2. As long as you stick to high channels, you won't interfere with the cable modem, though you'll need to get the 8200-BID (bi-directional) to support a cable modem. Instead, I moved my cable modem to the basement cable entry and it's before all the video stuff.
Digital cable will cause a conflict if you pick the same channel that the cable company is using for their digital signal. (Note that the channels you see on the cable box, 852, 354, etc, aren't the actual channels on the coax; they're just a convenience for you.)
3. THe low pass filter is to block all the channels on the cable company feed to "clear out" some channels for you to use in the house.
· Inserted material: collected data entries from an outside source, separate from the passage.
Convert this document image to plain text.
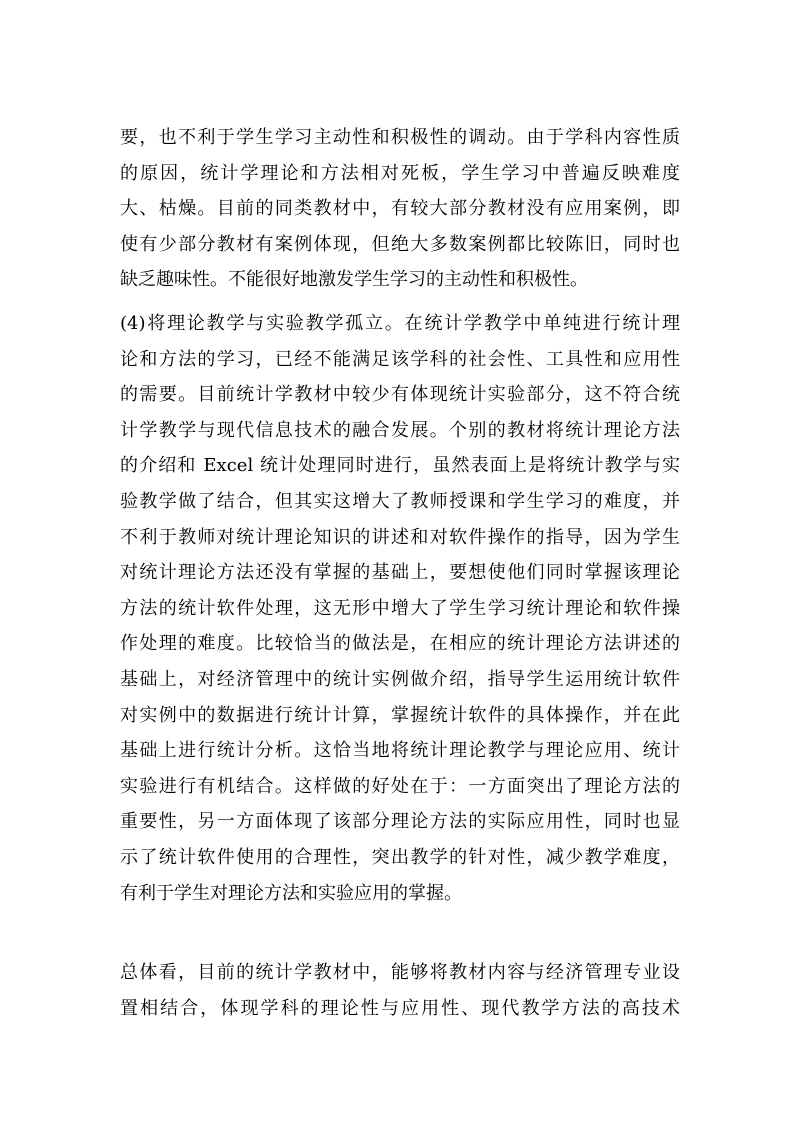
要，也不利于学生学习主动性和积极性的调动。由于学科内容性质
的原因，统计学理论和方法相对死板，学生学习中普遍反映难度
大、枯燥。目前的同类教材中，有较大部分教材没有应用案例，即
使有少部分教材有案例体现，但绝大多数案例都比较陈旧，同时也
缺乏趣味性。不能很好地激发学生学习的主动性和积极性。
(4)将理论教学与实验教学孤立。在统计学教学中单纯进行统计理
论和方法的学习，已经不能满足该学科的社会性、工具性和应用性
的需要。目前统计学教材中较少有体现统计实验部分，这不符合统
计学教学与现代信息技术的融合发展。个别的教材将统计理论方法
的介绍和 Excel 统计处理同时进行，虽然表面上是将统计教学与实
验教学做了结合，但其实这增大了教师授课和学生学习的难度，并
不利于教师对统计理论知识的讲述和对软件操作的指导，因为学生
对统计理论方法还没有掌握的基础上，要想使他们同时掌握该理论
方法的统计软件处理，这无形中增大了学生学习统计理论和软件操
作处理的难度。比较恰当的做法是，在相应的统计理论方法讲述的
基础上，对经济管理中的统计实例做介绍，指导学生运用统计软件
对实例中的数据进行统计计算，掌握统计软件的具体操作，并在此
基础上进行统计分析。这恰当地将统计理论教学与理论应用、统计
实验进行有机结合。这样做的好处在于：一方面突出了理论方法的
重要性，另一方面体现了该部分理论方法的实际应用性，同时也显
示了统计软件使用的合理性，突出教学的针对性，减少教学难度，
有利于学生对理论方法和实验应用的掌握。
总体看，目前的统计学教材中，能够将教材内容与经济管理专业设
置相结合，体现学科的理论性与应用性、现代教学方法的高技术
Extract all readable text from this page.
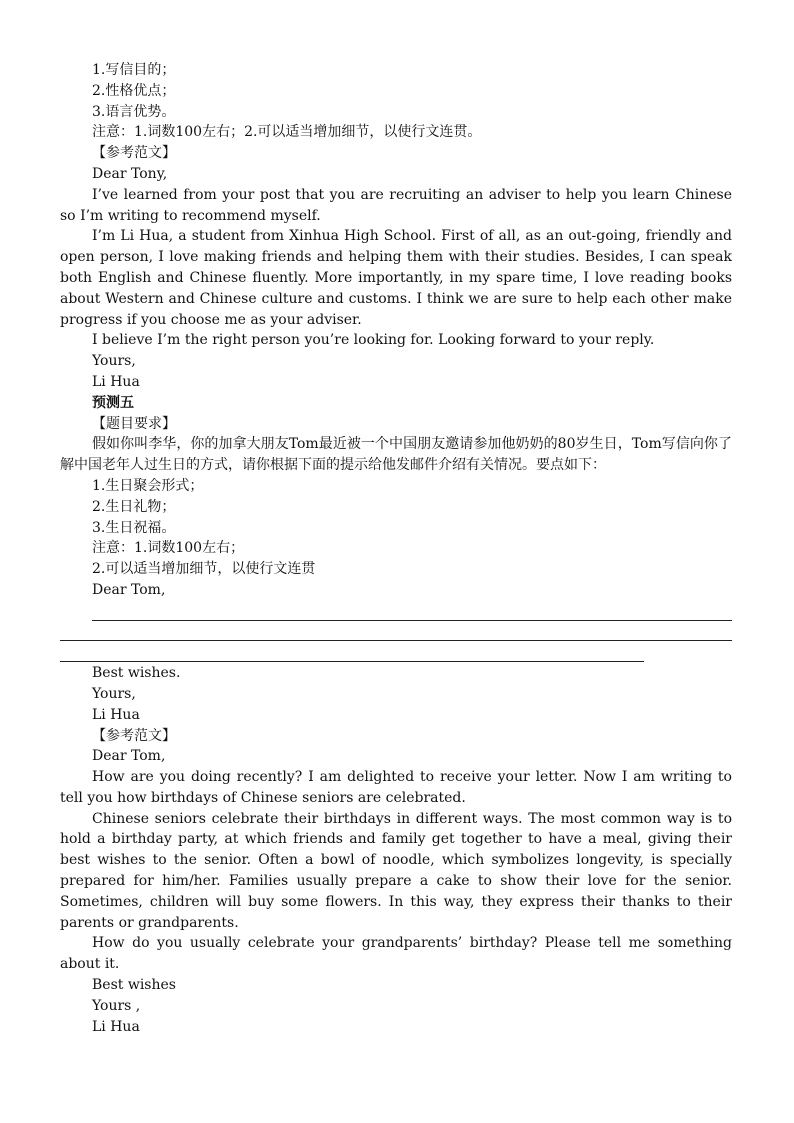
1.写信目的；

2.性格优点；

3.语言优势。

注意：1.词数100左右；2.可以适当增加细节，以使行文连贯。

【参考范文】

Dear Tony,

I’ve learned from your post that you are recruiting an adviser to help you learn Chinese so I’m writing to recommend myself.

I’m Li Hua, a student from Xinhua High School. First of all, as an out-going, friendly and open person, I love making friends and helping them with their studies. Besides, I can speak both English and Chinese fluently. More importantly, in my spare time, I love reading books about Western and Chinese culture and customs. I think we are sure to help each other make progress if you choose me as your adviser.

I believe I’m the right person you’re looking for. Looking forward to your reply.

Yours,

Li Hua

预测五

【题目要求】

假如你叫李华，你的加拿大朋友Tom最近被一个中国朋友邀请参加他奶奶的80岁生日，Tom写信向你了解中国老年人过生日的方式，请你根据下面的提示给他发邮件介绍有关情况。要点如下：

1.生日聚会形式；

2.生日礼物；

3.生日祝福。

注意：1.词数100左右；

2.可以适当增加细节，以使行文连贯

Dear Tom,

Best wishes.

Yours,

Li Hua

【参考范文】

Dear Tom,

How are you doing recently? I am delighted to receive your letter. Now I am writing to tell you how birthdays of Chinese seniors are celebrated.

Chinese seniors celebrate their birthdays in different ways. The most common way is to hold a birthday party, at which friends and family get together to have a meal, giving their best wishes to the senior. Often a bowl of noodle, which symbolizes longevity, is specially prepared for him/her. Families usually prepare a cake to show their love for the senior. Sometimes, children will buy some flowers. In this way, they express their thanks to their parents or grandparents.

How do you usually celebrate your grandparents’ birthday? Please tell me something about it.

Best wishes

Yours ,

Li Hua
I knock out channels 69 and above (something approximately like that anyway), and I use the high number channels for my house channels. That does mean that a digital cable box won't work in the main part of my house, so if I had one, I'd have to put it in the basement and treat it like you're going to use the DVD player. (Put its output on a house channel, and cable its coax feed up before the low-pass filter.) That would also preclude getting many HD channels in HD, as the modulation is entirely SD NTSC.
If your cable company isn't using channel 79, 80 or 81 for their signal, you probably won't need the LPF and you can just get channel 80 overlaid onto your feed no problem. If they are, you'll need to find a spot where there's 3 channels in a row not in use, or you'll need to use filters.